The teams competing consisted of Cardiff St Colmcilles, 2 teams from hosts Western Gaels of Bristol, 2 teams from Eire Og Oxford, St Judes of Bournemouth, 2 teams from Plymouth Parnells and St Nicks of Bristol. The ladies competition was contested by the newly established Western Gaels team and the more experienced Oxford side. The Oxford ladies edged out a Western Gaels side in a spirited game. The tournament was very well organised and coordinated and huge credit must go to the lads of Western Gaels in Bristol for providing everyone with a very enjoyable opportunity to shake off the cobwebs after the winter months.

With creaking legs, bags dug out of the back of the press (or cupboard for you locals) boots dusted off and slipped on with a hope of loosening them up again, jerseys were distributed and wrestled on. Stepping on to the pitch is a familiar feeling, but with little ball work done over the winter months accuracy was at a premium at times and notoriously slow starters St Colmcilles were bested by Eire Og of Oxford in their first game. The Oxford side seemed fresher and utilised their superior possession to good effect.

The boots loosened up in unison with the legs as Cardiff found their feet like many a new born foal at this time of year. Cardiff got back on track with a comprehensive win over Western Gaels in their second game after some solid performances from Shane Galvin, Eoin Butler and Patrick McHale in defence as Paudie Rooney tormented the Bristol side at the other end of the field.

Western Gaels

Western Gaels Bristol

Plymouth Parnells were seen off in the third group game as Paul Kennedy and Des Foley’s movement proved too much for the Plymouth defence as Cardiff goalkeeper Aidan Farrelly spoiled their best efforts whilst also pointing a couple of long range placed balls to keep the score board ticking over.
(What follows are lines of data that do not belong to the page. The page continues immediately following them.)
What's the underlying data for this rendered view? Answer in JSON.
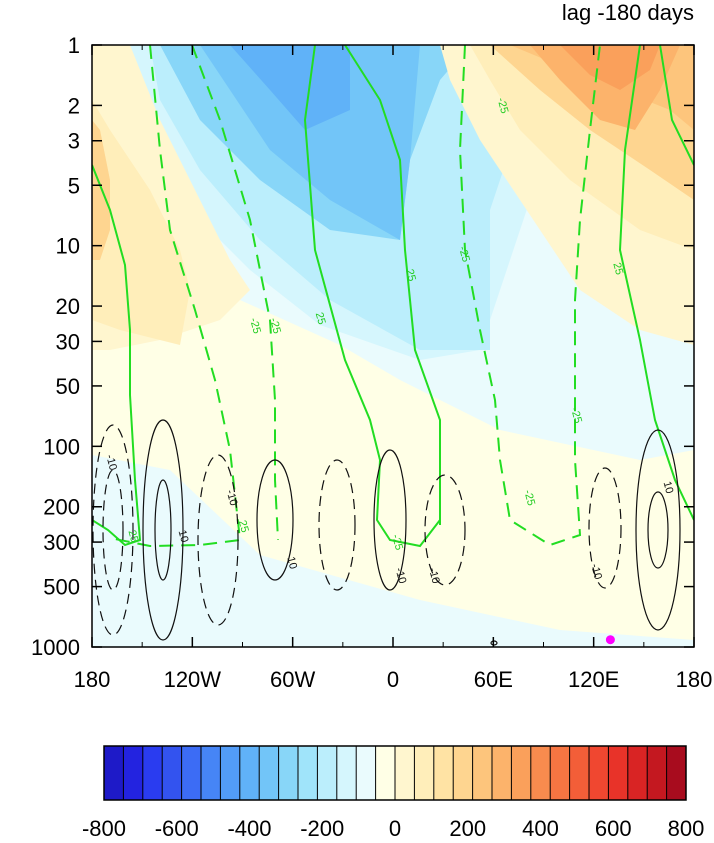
{
  "chart_data": {
    "type": "heatmap",
    "title": "lag -180 days",
    "x_axis": {
      "ticks": [
        -180,
        -120,
        -60,
        0,
        60,
        120,
        180
      ],
      "tick_labels": [
        "180",
        "120W",
        "60W",
        "0",
        "60E",
        "120E",
        "180"
      ],
      "range": [
        -180,
        180
      ]
    },
    "y_axis": {
      "scale": "log",
      "reversed": true,
      "range": [
        1000,
        1
      ],
      "ticks": [
        1,
        2,
        3,
        5,
        10,
        20,
        30,
        50,
        100,
        200,
        300,
        500,
        1000
      ],
      "tick_labels": [
        "1",
        "2",
        "3",
        "5",
        "10",
        "20",
        "30",
        "50",
        "100",
        "200",
        "300",
        "500",
        "1000"
      ]
    },
    "colorbar": {
      "orientation": "horizontal",
      "min": -800,
      "max": 800,
      "labeled_values": [
        -800,
        -600,
        -400,
        -200,
        0,
        200,
        400,
        600,
        800
      ],
      "colors": [
        "#1e1ac8",
        "#2323e0",
        "#2a3cf0",
        "#3353ef",
        "#3c6cf5",
        "#4685f6",
        "#529cf7",
        "#60b2f8",
        "#72c5f8",
        "#88d6f8",
        "#a0e4fa",
        "#bbeefc",
        "#d5f6fd",
        "#eafbfd",
        "#ffffe6",
        "#fff6cf",
        "#ffeeba",
        "#ffe3a4",
        "#fed590",
        "#fdc57c",
        "#fcb36b",
        "#faa05b",
        "#f88b4e",
        "#f67542",
        "#f35e38",
        "#f04730",
        "#e83329",
        "#d92424",
        "#c41820",
        "#a80c1e"
      ]
    },
    "field_description_regions": [
      {
        "value_range": [
          -300,
          -200
        ],
        "x_range": [
          -50,
          15
        ],
        "p_range": [
          1,
          10
        ]
      },
      {
        "value_range": [
          -200,
          -100
        ],
        "x_range": [
          -90,
          35
        ],
        "p_range": [
          1,
          30
        ]
      },
      {
        "value_range": [
          200,
          300
        ],
        "x_range": [
          115,
          150
        ],
        "p_range": [
          1,
          2
        ]
      },
      {
        "value_range": [
          100,
          200
        ],
        "x_range": [
          40,
          180
        ],
        "p_range": [
          1,
          10
        ]
      },
      {
        "value_range": [
          0,
          100
        ],
        "x_range": [
          -180,
          180
        ],
        "p_range": [
          100,
          800
        ]
      }
    ],
    "line_contour_labels": {
      "green_solid": [
        "25"
      ],
      "green_dashed": [
        "-25"
      ],
      "black_solid": [
        "10"
      ],
      "black_dashed": [
        "-10"
      ]
    },
    "marker": {
      "lon": 130,
      "pressure": 920,
      "color": "#ff00ff"
    }
  }
}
The final group match was a tough physical contest against St Judes of Bournemouth who had made the trip up from the south coast. Trojan work from Ollie Harney and Cardiff’s seasoned stalworth Barry McDonnell ensured that the welsh contingent dominated the middle third of the field and linked up the play with ease. St Judes, who have made huge strides in their short life thus far, caused problems for the Cardiff defence but were thwarted by the tireless Cathal Garvey who seemed to be in two places at once, both at just the right time.

Upon weighing up the leaderboard, St Colmcilles and St Judes were neck and neck at the summit, however, St Judes with the superior score difference got the nod from the chalk holders. This resulted in Cardiff going into the Plate semi final where they once again met, and dispatched, Plymouth Parnells to set up a Plate Final with hosts Western Gaels.

St Judes

St Judes Bournemouth

After words of wisdom from Manager Eoin Butler and Chairman Johny Power, and words with less wisdom from an assortment of others, Cardiff lined out for the throw in with dreams of the sandwiches and steins of Clonmel Champagne awaiting the winners. Western Gaels struggled to cope with the movement of the Cardiff forward line, in particular the intelligent Des Foley who took some lovely scores and the Cardiff colossus Paul Kennedy who wasn’t to be outdone and kicked a few beauts himself. 3 first half goals from St Colmcilles knocked the stuffing out of the Bristol side who suffered a couple of unfortunate injuries in the process.

Despite finding the onion bag in the second half, it proved no more than a consolation for Western Gaels. In the dying minutes Shane Galvin rampaged up from corner back to float over a Maurice Fitz with his right wand from the sideline. It must have been around that time that Gaels knew it was just not their day. Cardiff held out for a comprehensive win, securing some silverware in the process. At times it wasn’t pretty but promising. I think that Ian Holloway put it better than I possibly could.

“To put it in gentleman’s terms if you’ve been out for a night and you’re looking for a young lady and you pull one, some weeks they’re good looking and some weeks they’re not the best. Our performance today would have been not the best looking bird but at least we got her in the taxi. She wasn’t the best looking lady we ended up taking home but she was very pleasant and very nice, so thanks very much, let’s have a coffee”

Not a string of vintage displays from St Colmcilles, but nonetheless at times produced glimpses of the football that may be coaxed out of hibernation once Butler gets his claws into the panel on a grassy patch.

The tournament was a fitting start to the year ahead and will have done no end of good to the players who participated. If American football is a game of inches, then gaelic football is a game of feet. In particular, at this time of year, getting those feet to do what your brain wants them too whilst hoping that the synapse that mans that particular route hasn’t been severed by the preceding onslaught of turkey and tins of roses.With the start of the league fast approaching, we won’t have long to wait in order to find out.